Le 5 septembre 2025, l’armée libanaise a officiellement présenté son plan au gouvernement. Quelques heures après la session, le ministre de l’Information, Paul Morkos, a annoncé que le plan avait été adopté, mais que ses éléments resteraient confidentiels.
À la suite de cette réunion, le débat sur le désarmement a largement disparu de la scène publique. Le sujet semblait avoir été soigneusement mis sous le tapis.
L’un des éléments du cessez-le-feu, entré en vigueur le 27 novembre 2024, exigeait que l’armée libanaise se déploie au sud du fleuve Litani et que le Hezbollah se retire au nord du fleuve. Le Hezbollah a accepté d’être désarmé au sud du Litani, et la transition s’est déroulée de manière relativement harmonieuse.
L’armée aurait trouvé des caches d’armes à plusieurs endroits et les aurait détruites. Depuis le cessez-le-feu, l’armée a régulièrement « fait exploser les vestiges de la guerre », les civils entendant régulièrement des explosions en plus des frappes quasi quotidiennes d’Israël dans le sud.
Cheikh Naïm Qassem : « Les armes de la résistance ne sont pas négociables ! »
Pourquoi faire exploser ces armes au lieu de les utiliser ? Tom Barrack a déjà répondu à cette question dans une interview totalement éhontée avec Hadley Gamble publiée le 22 septembre 2025 : l’armée libanaise ne doit pas être suffisamment équipée pour combattre Israël, mais seulement pour combattre le Hezbollah au Liban même.
Le rôle des États-Unis
Dans cette interview, Barrack s’est montré inhabituellement franc pour un diplomate américain. Il a déclaré que, bien que les États-Unis demandent au gouvernement libanais de désarmer le Hezbollah, Washington n’avait pas l’intention d’équiper l’armée libanaise de manière à lui permettre de combattre Israël.
« Nous ne voulons pas les armer… pour qu’ils puissent combattre Israël ? Je ne pense pas, vous les armez donc pour qu’ils puissent combattre leurs propres compatriotes, le Hezbollah. Le Hezbollah est notre ennemi », a déclaré Barrack.
L’honnêteté peut parfois être rafraîchissante, même si dix jours plus tôt, le Pentagone avait approuvé une aide militaire de 14,2 millions de dollars pour l’armée libanaise. Mais que peuvent faire 14,2 millions de dollars face aux milliards accordés chaque année à Israël ?
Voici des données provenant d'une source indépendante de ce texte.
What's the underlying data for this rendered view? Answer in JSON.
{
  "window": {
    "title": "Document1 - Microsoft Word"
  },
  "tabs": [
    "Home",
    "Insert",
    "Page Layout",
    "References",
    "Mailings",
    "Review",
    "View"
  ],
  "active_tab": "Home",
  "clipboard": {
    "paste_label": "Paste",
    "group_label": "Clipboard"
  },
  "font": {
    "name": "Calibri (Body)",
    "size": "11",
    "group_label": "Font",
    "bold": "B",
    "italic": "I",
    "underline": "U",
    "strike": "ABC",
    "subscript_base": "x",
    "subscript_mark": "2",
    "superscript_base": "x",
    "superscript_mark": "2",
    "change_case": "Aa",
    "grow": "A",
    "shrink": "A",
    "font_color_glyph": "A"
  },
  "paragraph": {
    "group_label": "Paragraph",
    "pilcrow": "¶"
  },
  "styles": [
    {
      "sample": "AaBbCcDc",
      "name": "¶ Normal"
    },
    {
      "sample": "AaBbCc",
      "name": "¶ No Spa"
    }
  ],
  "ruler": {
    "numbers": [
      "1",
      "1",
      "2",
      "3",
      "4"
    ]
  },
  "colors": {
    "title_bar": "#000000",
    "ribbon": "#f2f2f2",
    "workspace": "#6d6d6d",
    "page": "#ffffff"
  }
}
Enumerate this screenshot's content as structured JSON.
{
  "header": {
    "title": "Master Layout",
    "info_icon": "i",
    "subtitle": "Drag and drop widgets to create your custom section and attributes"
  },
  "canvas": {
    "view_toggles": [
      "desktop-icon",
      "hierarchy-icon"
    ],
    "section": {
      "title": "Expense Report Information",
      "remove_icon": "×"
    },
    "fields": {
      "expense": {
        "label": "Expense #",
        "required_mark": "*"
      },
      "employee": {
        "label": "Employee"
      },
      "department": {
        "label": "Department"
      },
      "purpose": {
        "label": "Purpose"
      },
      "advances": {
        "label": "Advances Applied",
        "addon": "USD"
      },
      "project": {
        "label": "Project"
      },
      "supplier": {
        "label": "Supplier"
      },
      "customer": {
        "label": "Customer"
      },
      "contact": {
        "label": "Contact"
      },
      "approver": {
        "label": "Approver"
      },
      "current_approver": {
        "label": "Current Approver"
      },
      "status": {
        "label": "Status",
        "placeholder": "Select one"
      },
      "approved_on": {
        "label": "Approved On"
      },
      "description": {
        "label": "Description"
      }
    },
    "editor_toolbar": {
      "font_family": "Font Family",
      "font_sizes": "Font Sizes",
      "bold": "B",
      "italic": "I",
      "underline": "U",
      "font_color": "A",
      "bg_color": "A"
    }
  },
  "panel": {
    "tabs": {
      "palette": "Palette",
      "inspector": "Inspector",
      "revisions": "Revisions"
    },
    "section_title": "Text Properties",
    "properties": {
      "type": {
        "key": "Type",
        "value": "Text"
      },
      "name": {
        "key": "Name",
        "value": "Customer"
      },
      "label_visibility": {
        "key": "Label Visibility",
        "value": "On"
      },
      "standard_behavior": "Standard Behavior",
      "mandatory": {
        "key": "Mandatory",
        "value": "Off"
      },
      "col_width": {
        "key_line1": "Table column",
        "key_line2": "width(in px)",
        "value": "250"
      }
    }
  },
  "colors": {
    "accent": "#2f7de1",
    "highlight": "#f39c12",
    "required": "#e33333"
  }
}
Pendant ce temps, le processus de désarmement dans la politique libanaise restait dans l’impasse, du moins publiquement.
Le gouvernement libanais avait été humilié le 26 août lorsque, quelques semaines plus tôt, il avait donné suite à un accord qui promettait des mesures réciproques de la part de l’occupant, pour se rendre compte que ce que Barrack disait depuis le début était vrai : les États-Unis ne peuvent pas contraindre Israël à faire quoi que ce soit.
Barrack était revenu à Beyrouth à la fin du mois d’août, accompagné cette fois-ci du sénateur Lindsey Graham, et avait déclaré que maintenant que le Liban avait agi, il ne pouvait garantir qu’Israël agirait en retour.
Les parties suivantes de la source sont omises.